On the advice of Pitchfork Media I bought Animal Collective's Sung Tongs, their #2 pick of 2004, and while it's certainly fascinating and an example of that outside the box thinking so prized bytoday's business leaders, I'm not sure it's all that those online musical tyrants promised.

Sung Tongs is not so much an album of distinct tunes with easily discernible melodies as it is a weird continuum of jungle noises, acoustic guitar and a lot of harmonized howls and coos. It reminds me of exotic music, hypermeditative psychedelia and that theme song to Wild Africa. I keep on listening to the album, not out of enjoyment but out of an effort to enjoy it or at least make some sense of what I'm listening to. Maybe 2005 is the year of the reactionary turn to melody and I bought this disc at precisely the wrong moment. I blame history, that merciless bulldozer.

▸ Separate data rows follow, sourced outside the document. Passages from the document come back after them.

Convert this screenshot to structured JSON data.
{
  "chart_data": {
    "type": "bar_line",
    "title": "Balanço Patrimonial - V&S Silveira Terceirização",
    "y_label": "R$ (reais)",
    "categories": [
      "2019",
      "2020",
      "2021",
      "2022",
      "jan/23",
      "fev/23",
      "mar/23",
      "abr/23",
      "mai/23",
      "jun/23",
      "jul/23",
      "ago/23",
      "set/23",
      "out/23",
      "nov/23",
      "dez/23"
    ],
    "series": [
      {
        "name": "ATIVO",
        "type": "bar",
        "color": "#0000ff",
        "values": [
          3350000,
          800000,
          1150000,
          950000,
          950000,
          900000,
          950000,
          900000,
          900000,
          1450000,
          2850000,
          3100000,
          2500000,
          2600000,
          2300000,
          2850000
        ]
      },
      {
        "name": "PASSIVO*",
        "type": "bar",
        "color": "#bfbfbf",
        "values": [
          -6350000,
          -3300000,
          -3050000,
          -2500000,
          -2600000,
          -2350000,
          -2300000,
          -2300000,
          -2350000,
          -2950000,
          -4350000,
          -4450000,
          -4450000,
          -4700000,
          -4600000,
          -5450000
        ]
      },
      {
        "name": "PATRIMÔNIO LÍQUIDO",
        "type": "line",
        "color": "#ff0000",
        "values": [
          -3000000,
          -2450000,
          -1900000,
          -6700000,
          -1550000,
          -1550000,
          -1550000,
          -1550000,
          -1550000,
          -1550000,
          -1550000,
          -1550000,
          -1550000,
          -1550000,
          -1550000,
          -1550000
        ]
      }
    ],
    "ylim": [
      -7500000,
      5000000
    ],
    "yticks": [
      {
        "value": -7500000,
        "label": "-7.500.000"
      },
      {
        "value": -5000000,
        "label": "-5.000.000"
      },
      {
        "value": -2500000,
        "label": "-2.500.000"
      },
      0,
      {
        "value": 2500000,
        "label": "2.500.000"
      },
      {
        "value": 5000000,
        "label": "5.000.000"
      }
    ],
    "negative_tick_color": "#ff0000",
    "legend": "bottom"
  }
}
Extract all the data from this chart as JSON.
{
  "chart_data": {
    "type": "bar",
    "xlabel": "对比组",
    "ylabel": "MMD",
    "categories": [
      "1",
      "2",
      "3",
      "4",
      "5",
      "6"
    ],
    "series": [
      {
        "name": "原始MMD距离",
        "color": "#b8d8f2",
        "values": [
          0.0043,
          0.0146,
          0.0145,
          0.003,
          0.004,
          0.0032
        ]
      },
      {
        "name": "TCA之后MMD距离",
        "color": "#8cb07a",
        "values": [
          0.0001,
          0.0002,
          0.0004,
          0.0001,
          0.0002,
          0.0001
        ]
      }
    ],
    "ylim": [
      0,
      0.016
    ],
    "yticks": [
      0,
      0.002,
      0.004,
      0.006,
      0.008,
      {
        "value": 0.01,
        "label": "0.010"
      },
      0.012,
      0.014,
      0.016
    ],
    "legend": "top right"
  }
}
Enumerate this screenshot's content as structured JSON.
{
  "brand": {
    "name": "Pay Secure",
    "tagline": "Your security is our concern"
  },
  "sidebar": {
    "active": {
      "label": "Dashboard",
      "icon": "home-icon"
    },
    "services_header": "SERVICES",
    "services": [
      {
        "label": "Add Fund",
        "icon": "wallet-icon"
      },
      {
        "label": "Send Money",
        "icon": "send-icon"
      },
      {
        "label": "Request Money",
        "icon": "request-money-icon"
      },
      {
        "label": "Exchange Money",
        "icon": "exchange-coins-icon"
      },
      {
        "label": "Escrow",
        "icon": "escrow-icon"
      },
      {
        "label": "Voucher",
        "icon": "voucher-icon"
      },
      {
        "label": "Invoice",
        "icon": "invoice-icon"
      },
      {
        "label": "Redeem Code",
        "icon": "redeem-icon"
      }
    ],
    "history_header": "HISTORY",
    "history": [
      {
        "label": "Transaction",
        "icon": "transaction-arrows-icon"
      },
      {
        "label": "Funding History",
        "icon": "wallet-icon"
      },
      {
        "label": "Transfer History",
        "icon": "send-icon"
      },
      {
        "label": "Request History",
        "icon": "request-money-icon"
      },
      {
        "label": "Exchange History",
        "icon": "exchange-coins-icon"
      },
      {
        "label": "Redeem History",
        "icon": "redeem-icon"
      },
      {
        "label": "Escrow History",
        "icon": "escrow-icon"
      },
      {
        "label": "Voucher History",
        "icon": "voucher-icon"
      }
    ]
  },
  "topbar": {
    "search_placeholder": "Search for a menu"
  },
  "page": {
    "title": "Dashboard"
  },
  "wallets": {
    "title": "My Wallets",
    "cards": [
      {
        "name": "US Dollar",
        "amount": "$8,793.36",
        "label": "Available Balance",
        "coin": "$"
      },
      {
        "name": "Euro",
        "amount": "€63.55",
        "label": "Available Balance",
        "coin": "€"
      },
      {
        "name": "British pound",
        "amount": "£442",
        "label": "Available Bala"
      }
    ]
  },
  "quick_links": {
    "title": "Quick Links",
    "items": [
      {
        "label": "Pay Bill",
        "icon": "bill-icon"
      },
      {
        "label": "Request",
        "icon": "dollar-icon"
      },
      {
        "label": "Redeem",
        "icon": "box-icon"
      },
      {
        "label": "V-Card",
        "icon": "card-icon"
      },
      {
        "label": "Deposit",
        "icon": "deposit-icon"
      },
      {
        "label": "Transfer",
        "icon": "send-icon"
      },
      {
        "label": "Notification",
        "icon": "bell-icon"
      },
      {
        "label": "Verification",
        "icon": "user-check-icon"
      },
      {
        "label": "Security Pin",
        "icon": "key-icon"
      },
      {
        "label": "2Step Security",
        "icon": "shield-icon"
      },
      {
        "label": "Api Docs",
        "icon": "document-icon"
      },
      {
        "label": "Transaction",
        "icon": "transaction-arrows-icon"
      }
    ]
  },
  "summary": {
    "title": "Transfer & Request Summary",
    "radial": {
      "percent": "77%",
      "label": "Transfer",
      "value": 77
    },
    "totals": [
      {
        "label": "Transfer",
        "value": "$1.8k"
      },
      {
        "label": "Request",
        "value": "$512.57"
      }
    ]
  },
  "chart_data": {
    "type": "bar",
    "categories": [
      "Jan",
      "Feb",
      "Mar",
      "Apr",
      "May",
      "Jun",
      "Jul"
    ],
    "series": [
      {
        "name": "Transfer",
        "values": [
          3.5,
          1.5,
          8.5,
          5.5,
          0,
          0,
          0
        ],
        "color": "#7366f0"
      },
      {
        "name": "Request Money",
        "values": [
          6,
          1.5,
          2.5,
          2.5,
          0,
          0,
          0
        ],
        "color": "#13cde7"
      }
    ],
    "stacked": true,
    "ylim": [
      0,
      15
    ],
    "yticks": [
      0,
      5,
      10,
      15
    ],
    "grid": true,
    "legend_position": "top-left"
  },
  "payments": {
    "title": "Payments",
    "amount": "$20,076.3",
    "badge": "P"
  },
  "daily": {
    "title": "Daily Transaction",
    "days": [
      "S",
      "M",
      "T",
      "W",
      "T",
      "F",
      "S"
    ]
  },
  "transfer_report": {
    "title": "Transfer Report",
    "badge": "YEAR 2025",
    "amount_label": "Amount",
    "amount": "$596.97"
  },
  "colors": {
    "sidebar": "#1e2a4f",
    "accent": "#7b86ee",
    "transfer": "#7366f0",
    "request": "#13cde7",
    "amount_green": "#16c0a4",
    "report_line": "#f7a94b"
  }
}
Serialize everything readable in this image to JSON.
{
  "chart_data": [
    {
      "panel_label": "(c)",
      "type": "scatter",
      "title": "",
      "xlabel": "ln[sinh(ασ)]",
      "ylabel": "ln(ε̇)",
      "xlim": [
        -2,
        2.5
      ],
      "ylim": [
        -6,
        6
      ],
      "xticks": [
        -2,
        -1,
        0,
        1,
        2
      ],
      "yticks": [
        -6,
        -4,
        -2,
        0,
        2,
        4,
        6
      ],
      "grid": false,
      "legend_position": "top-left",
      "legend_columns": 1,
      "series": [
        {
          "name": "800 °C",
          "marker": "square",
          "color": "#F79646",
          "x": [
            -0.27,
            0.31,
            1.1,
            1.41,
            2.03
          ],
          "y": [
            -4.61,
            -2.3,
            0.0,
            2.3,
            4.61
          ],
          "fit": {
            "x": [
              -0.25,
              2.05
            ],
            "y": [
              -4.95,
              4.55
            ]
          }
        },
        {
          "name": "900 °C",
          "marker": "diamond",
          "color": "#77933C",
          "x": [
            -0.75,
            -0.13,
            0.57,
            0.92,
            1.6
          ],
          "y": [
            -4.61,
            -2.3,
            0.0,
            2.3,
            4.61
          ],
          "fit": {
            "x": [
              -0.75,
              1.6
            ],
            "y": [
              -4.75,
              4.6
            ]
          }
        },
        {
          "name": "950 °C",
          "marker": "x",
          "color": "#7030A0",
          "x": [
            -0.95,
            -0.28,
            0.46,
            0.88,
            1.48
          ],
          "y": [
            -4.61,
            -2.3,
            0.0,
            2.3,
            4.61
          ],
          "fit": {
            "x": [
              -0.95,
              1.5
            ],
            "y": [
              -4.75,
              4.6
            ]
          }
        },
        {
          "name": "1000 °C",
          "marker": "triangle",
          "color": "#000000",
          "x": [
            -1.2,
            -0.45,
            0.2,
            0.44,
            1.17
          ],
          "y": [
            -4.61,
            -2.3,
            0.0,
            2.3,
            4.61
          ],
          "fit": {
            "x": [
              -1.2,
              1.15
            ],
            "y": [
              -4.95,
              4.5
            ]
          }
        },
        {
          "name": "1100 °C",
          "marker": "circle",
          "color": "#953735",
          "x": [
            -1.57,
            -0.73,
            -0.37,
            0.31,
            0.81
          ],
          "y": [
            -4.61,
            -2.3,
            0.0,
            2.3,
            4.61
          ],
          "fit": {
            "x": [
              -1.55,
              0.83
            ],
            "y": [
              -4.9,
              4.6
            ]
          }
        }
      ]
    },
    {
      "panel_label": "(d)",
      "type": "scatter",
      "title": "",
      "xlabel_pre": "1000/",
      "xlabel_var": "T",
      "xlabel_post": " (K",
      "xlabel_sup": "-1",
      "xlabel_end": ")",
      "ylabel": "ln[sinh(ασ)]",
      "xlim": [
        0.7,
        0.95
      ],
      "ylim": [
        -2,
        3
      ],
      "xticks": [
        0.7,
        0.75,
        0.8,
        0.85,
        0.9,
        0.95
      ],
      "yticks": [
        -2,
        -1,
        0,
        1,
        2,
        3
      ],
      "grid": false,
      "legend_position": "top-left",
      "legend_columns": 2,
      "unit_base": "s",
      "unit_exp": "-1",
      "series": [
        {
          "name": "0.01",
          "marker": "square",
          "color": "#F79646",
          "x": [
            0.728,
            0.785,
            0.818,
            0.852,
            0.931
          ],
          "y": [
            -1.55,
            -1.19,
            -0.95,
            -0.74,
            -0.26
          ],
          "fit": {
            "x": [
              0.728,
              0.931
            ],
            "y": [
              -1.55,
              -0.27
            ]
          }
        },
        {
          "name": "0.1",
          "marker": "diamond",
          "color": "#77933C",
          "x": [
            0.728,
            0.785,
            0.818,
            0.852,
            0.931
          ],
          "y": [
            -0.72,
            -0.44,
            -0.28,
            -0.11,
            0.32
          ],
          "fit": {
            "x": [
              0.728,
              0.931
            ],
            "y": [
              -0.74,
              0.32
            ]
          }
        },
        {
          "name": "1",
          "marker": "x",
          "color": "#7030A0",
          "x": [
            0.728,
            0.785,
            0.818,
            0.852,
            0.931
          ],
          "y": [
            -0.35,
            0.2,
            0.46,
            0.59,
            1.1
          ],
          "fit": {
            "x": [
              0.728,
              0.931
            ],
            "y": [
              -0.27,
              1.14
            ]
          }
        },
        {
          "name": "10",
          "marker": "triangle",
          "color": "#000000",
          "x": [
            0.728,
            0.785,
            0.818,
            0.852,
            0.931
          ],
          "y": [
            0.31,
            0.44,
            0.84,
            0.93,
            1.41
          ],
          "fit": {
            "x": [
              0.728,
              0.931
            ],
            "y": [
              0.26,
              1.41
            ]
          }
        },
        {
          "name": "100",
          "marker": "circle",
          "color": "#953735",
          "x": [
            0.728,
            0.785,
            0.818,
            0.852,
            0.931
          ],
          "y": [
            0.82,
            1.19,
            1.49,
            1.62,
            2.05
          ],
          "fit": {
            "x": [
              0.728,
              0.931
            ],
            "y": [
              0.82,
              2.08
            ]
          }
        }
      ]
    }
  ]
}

Actually, I suspect that Sung Tongs is the musical equivalent of an ugly person whose ugliness so fascinates you that you can't help staring at them whenever they're around, and one day you realize with a jolt (or simply admit to yourself) that you are in fact quite attracted to mr/ms ugly. I'm already humming along to one of their no-note twelve-minute strum-a-thons as I write.

2 comments:

Anonymous said...

Tracks from Sung Tongs occasionally play on my radio at Last.fm, and each time every song comes as a slight shock, But I like 'em.

palinode said...

The more I listen to them, the more I like. I was in the mood for something poppy and melodic when I went a' shopping, but now I'm coming round a bit.